世界的景気後退はあるのか 2019年3月24日

今週は、世界景気に不安はあるものの、懸案のブレグジットと米中貿易交渉に特段の進展がなく、前半こそリスクオンマーケットはつづいたが、週末になって、欧州、とりわけリーダーのドイツの製造業生産が予想以上に悪かったことが発表されるや、一気に売り一色となった。

前日には、米FRB議長が、今年はもう利上げしないと発言したことで、マーケットは好感する反面、景気がそれほど悪いのかという懸念も出ていた。

そこへ、欧州の製造業指数の予想以上の低下に、投資家はいち早く反応したのは当然である。

週明けには、急な円高もあり、日本株の急落は避けられないだろう。

当面は、世界経済の後退というリスクを確認することがマーケットの主要テーマになりそうです。もうすぐ、4月に入り2019年第一四半期の企業決算の発表が始まる。その去就が最も注目される。

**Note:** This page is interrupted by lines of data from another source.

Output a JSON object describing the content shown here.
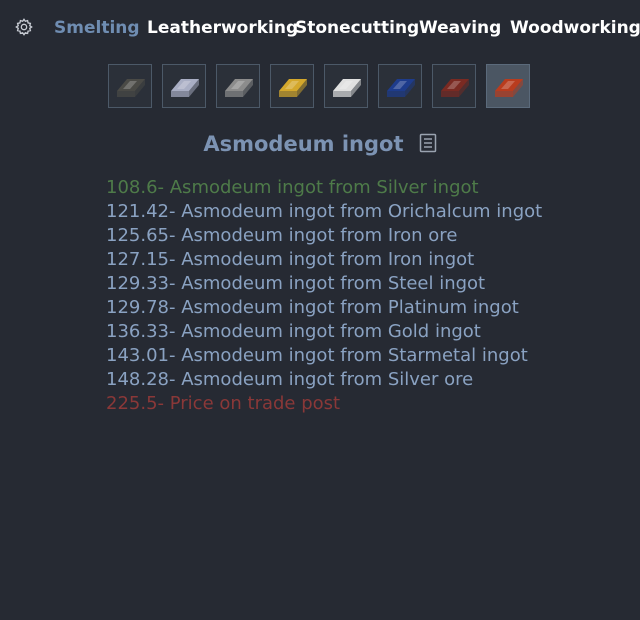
{
  "nav": {
    "settings_icon": "gear-icon",
    "tabs": [
      {
        "label": "Smelting",
        "active": true
      },
      {
        "label": "Leatherworking",
        "active": false
      },
      {
        "label": "Stonecutting",
        "active": false
      },
      {
        "label": "Weaving",
        "active": false
      },
      {
        "label": "Woodworking",
        "active": false
      }
    ]
  },
  "materials": [
    {
      "icon": "iron-ingot-icon",
      "color": "#4a4a46",
      "selected": false
    },
    {
      "icon": "steel-ingot-icon",
      "color": "#a9aec4",
      "selected": false
    },
    {
      "icon": "starmetal-ingot-icon",
      "color": "#8c8c8c",
      "selected": false
    },
    {
      "icon": "gold-ingot-icon",
      "color": "#d4a82c",
      "selected": false
    },
    {
      "icon": "silver-ingot-icon",
      "color": "#e0e0e0",
      "selected": false
    },
    {
      "icon": "orichalcum-ingot-icon",
      "color": "#1e3c8c",
      "selected": false
    },
    {
      "icon": "platinum-ingot-icon",
      "color": "#7a2a22",
      "selected": false
    },
    {
      "icon": "asmodeum-ingot-icon",
      "color": "#b93c1e",
      "selected": true
    }
  ],
  "item": {
    "title": "Asmodeum ingot",
    "details_icon": "document-icon"
  },
  "recipes": [
    {
      "text": "108.6- Asmodeum ingot from Silver ingot",
      "kind": "best"
    },
    {
      "text": "121.42- Asmodeum ingot from Orichalcum ingot",
      "kind": "normal"
    },
    {
      "text": "125.65- Asmodeum ingot from Iron ore",
      "kind": "normal"
    },
    {
      "text": "127.15- Asmodeum ingot from Iron ingot",
      "kind": "normal"
    },
    {
      "text": "129.33- Asmodeum ingot from Steel ingot",
      "kind": "normal"
    },
    {
      "text": "129.78- Asmodeum ingot from Platinum ingot",
      "kind": "normal"
    },
    {
      "text": "136.33- Asmodeum ingot from Gold ingot",
      "kind": "normal"
    },
    {
      "text": "143.01- Asmodeum ingot from Starmetal ingot",
      "kind": "normal"
    },
    {
      "text": "148.28- Asmodeum ingot from Silver ore",
      "kind": "normal"
    },
    {
      "text": "225.5- Price on trade post",
      "kind": "market"
    }
  ],
  "colors": {
    "background": "#262a33",
    "accent": "#6f8db2",
    "best": "#4e7b49",
    "normal": "#8aa2c2",
    "market": "#8a3838"
  }
}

最近、「悪いニュースに過剰に反応するのは人間の本能らしい」という記事を読んで、感じたのは、マスコミもマーケット専門家も殊更に悪いニュースを取り上げる傾向にあるということです。

そのほうが、より注目されるからかもしれません。特に、短期的な視点ではなおさらです。その意味で、ここしばらくおとなしかったボラティリティーが高まると見ておいたほうがいいでしょう。

マーケットクラッシュに備えて:TIPS 5】この先5年程度の中長期視点でのポートフォリオ維持を考える

そういう時に個人投資家が持つべき投資姿勢は、再三取り上げているように、あくまでも中長期視点でポートフォリオを考えるということです。

この先5年程度の投資環境にドラマチックな変化が明白に予想されない限り、ポートフォリオを大きく変更してはいけないと思います。

ドラマチックな変化とは、例えば大きな戦争(いまの米中貿易交渉も経済戦争になりうる)、高インフレ、金利の急上昇などです。

この先5年程度で、私が最も注目している投資視点はこの稿でも再三取り上げているテクノロジーの飛躍的進展がもたらす第4次産業革命です。凄まじい速さで進んでいます。

マーケットのボラティリティーの高さに翻弄されて、この第4次産業革命のもたらす果実を見落とさないようにしなければいけないと感じています。